Jenkins was driving his car on I-95 freeway when he collided head on with a Mercedes carrying Boris Rappaport, age 54, Rappaport’s mother, Renee, age 78, Renee’s boyfriend, Robert Rutman, age 83, and Angelina Pagliuca, age 58. Ms. Pagliuca survived the crash.
His blood alcohol reading was .182, more than twice Florida’s legal limit. Despite evidence that he was the wrong-way driver, his lawyers attempted to prove that it was the Mercedes that was in the wrong. During the sentencing hearing last week, Jenkins told the court that he wanted to accept the blame but his lawyers pursued that strategy and that he trusted his lawyers. He testified that he had no memory of the accident.

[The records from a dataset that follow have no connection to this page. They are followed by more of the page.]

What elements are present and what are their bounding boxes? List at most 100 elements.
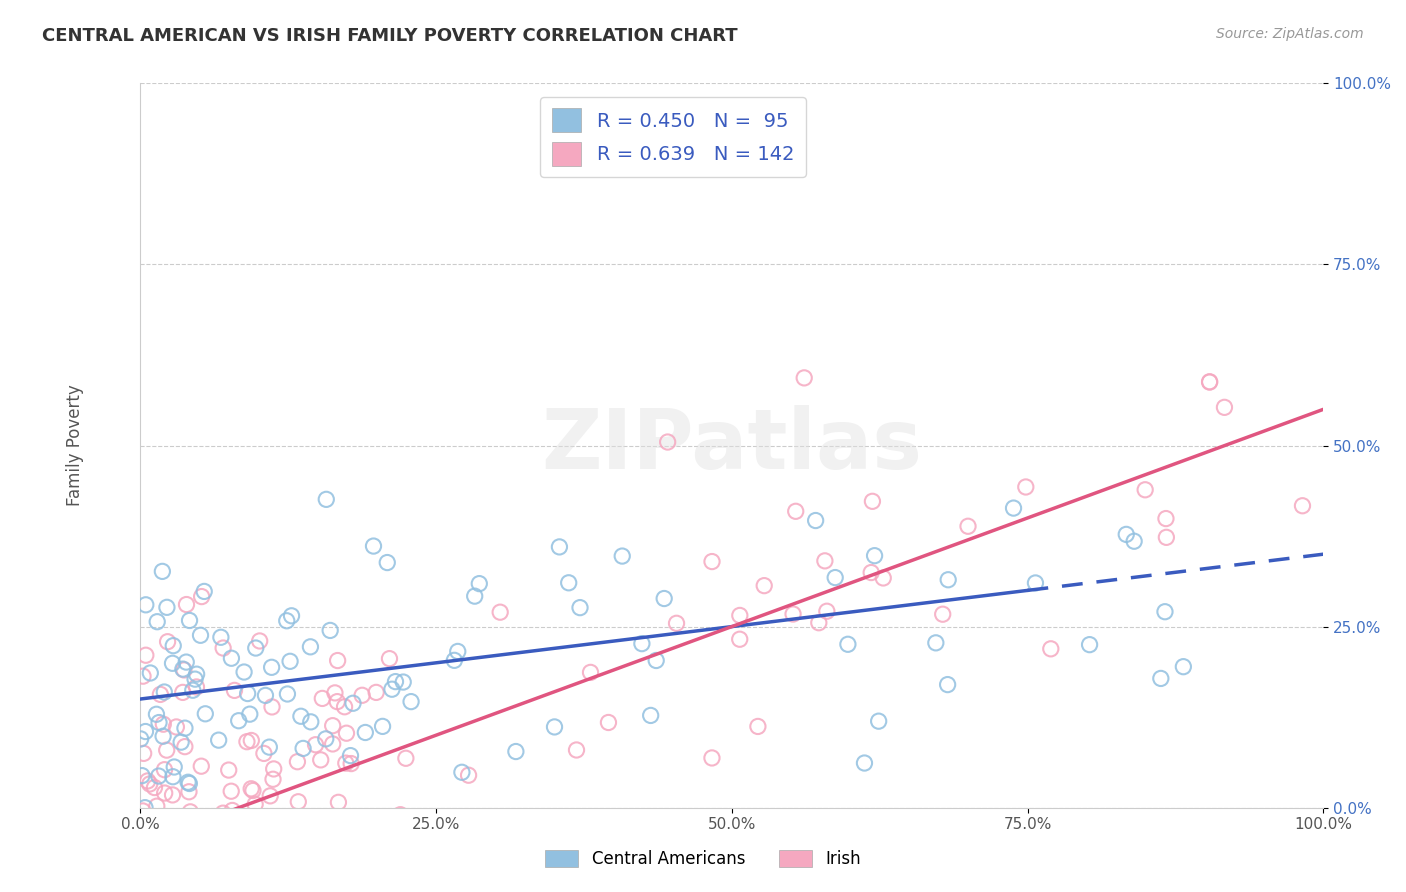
Point (747, 719, 769, 733)
Point (152, 837, 174, 851)
Point (1173, 659, 1195, 673)
Point (177, 830, 200, 845)
Point (1002, 501, 1025, 516)
Point (259, 789, 281, 803)
Point (326, 654, 349, 668)
Point (395, 751, 418, 765)
Point (173, 663, 195, 677)
Point (363, 539, 385, 553)
Point (153, 786, 176, 800)
Point (139, 837, 162, 851)
Point (640, 708, 662, 723)
Point (148, 715, 170, 730)
Point (489, 605, 512, 619)
Point (132, 804, 155, 818)
Point (956, 519, 979, 533)
Point (505, 745, 527, 759)
Point (132, 747, 155, 761)
Point (243, 797, 266, 812)
Point (146, 799, 169, 814)
Point (837, 637, 859, 651)
Point (860, 494, 883, 508)
Point (233, 665, 256, 679)
Point (172, 662, 194, 676)
Point (148, 769, 170, 783)
Point (207, 837, 229, 851)
Point (1156, 530, 1178, 544)
Point (135, 598, 157, 612)
Point (872, 571, 894, 585)
Point (315, 492, 337, 507)
Point (245, 641, 267, 656)
Point (135, 837, 157, 851)
Point (1115, 527, 1137, 541)
Point (700, 555, 723, 569)
Point (585, 837, 607, 851)
Point (200, 837, 222, 851)
Point (342, 696, 364, 710)
Point (276, 614, 298, 628)
Text: ZIPatlas: ZIPatlas (541, 405, 922, 486)
Point (754, 579, 776, 593)
Point (150, 565, 173, 579)
Point (136, 837, 159, 851)
Point (287, 795, 309, 809)
Point (260, 700, 283, 714)
Point (319, 624, 342, 638)
Point (249, 634, 271, 648)
Point (335, 726, 357, 740)
Point (254, 689, 277, 703)
Point (1024, 576, 1046, 591)
Point (1154, 511, 1177, 525)
Point (190, 759, 212, 773)
Point (186, 680, 208, 694)
Point (925, 636, 948, 650)
Point (468, 576, 491, 591)
Point (176, 598, 198, 612)
Point (299, 640, 322, 654)
Point (131, 837, 153, 851)
Point (612, 549, 634, 563)
Point (309, 753, 332, 767)
Point (259, 740, 281, 755)
Point (152, 837, 174, 851)
Point (134, 800, 156, 814)
Point (557, 575, 579, 590)
Point (218, 833, 240, 847)
Point (815, 604, 838, 618)
Point (184, 672, 207, 686)
Point (665, 616, 688, 631)
Point (936, 677, 959, 691)
Point (187, 815, 209, 830)
Point (315, 731, 337, 746)
Point (132, 837, 155, 851)
Point (146, 615, 169, 629)
Point (135, 811, 157, 825)
Point (212, 806, 235, 821)
Point (180, 837, 202, 851)
Point (132, 819, 155, 833)
Point (1015, 480, 1038, 494)
Point (138, 837, 160, 851)
Point (392, 675, 415, 690)
Point (1123, 534, 1146, 549)
Point (311, 691, 333, 706)
Point (785, 504, 807, 518)
Text: Source: ZipAtlas.com: Source: ZipAtlas.com (1216, 27, 1364, 41)
Point (264, 818, 287, 832)
Point (860, 566, 883, 580)
Point (1154, 605, 1177, 619)
Point (139, 837, 162, 851)
Point (131, 769, 153, 783)
Point (652, 591, 675, 606)
Text: Family Poverty: Family Poverty (66, 384, 84, 507)
Point (475, 837, 498, 851)
Point (312, 830, 335, 845)
Point (457, 768, 479, 782)
Point (807, 615, 830, 630)
Point (190, 628, 212, 642)
Point (276, 687, 298, 701)
Point (328, 795, 350, 809)
Point (131, 814, 153, 828)
Point (145, 707, 167, 722)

But Jenkins’ “nail in the coffin” was a video taken by a private investigator hired by one of the deceased’s relatives, handed over to the court, and viewed by the judge reviewing the sentence imposed at the urging of Jenkins’ new lawyers. The video was taken just before the sentencing hearing and showed Jenkins, out on bail, playing “beer pong” at a local bar. Judge Charles Burton said:
” engaging in a drinking game on the eve of sentencing is a slap in the face and an affront to the victims and their survivors and friends.”
Jenkins’ lawyers suggested to the Court that if it were not for his previous lawyers delaying the resolution of his case, he would not have had an opportunity to play beer pong and that by not pursuing an early guilty plea, they prejudiced Mr. Jenkins.
Judge Burton was not impressed with the suggestion that Jenkins had been let down by his previous counsel saying:
“the trial lawyers conducted themselves professionally and competently by investigating the case, especially in light of the fact that there were two witnesses who suggested that the victims were going in the wrong direction.”
Florida State sentencing guidelines call for a minimum of 32 years, 10 1/2 months in prison and a maximum life term. Judge Richard Oftedal, the original sentencing judge, could have justified a sentence going below the minimum but declined.
The Florida Department of Corrections reports that inmates typically serve about 85% of their sentence before they are paroled.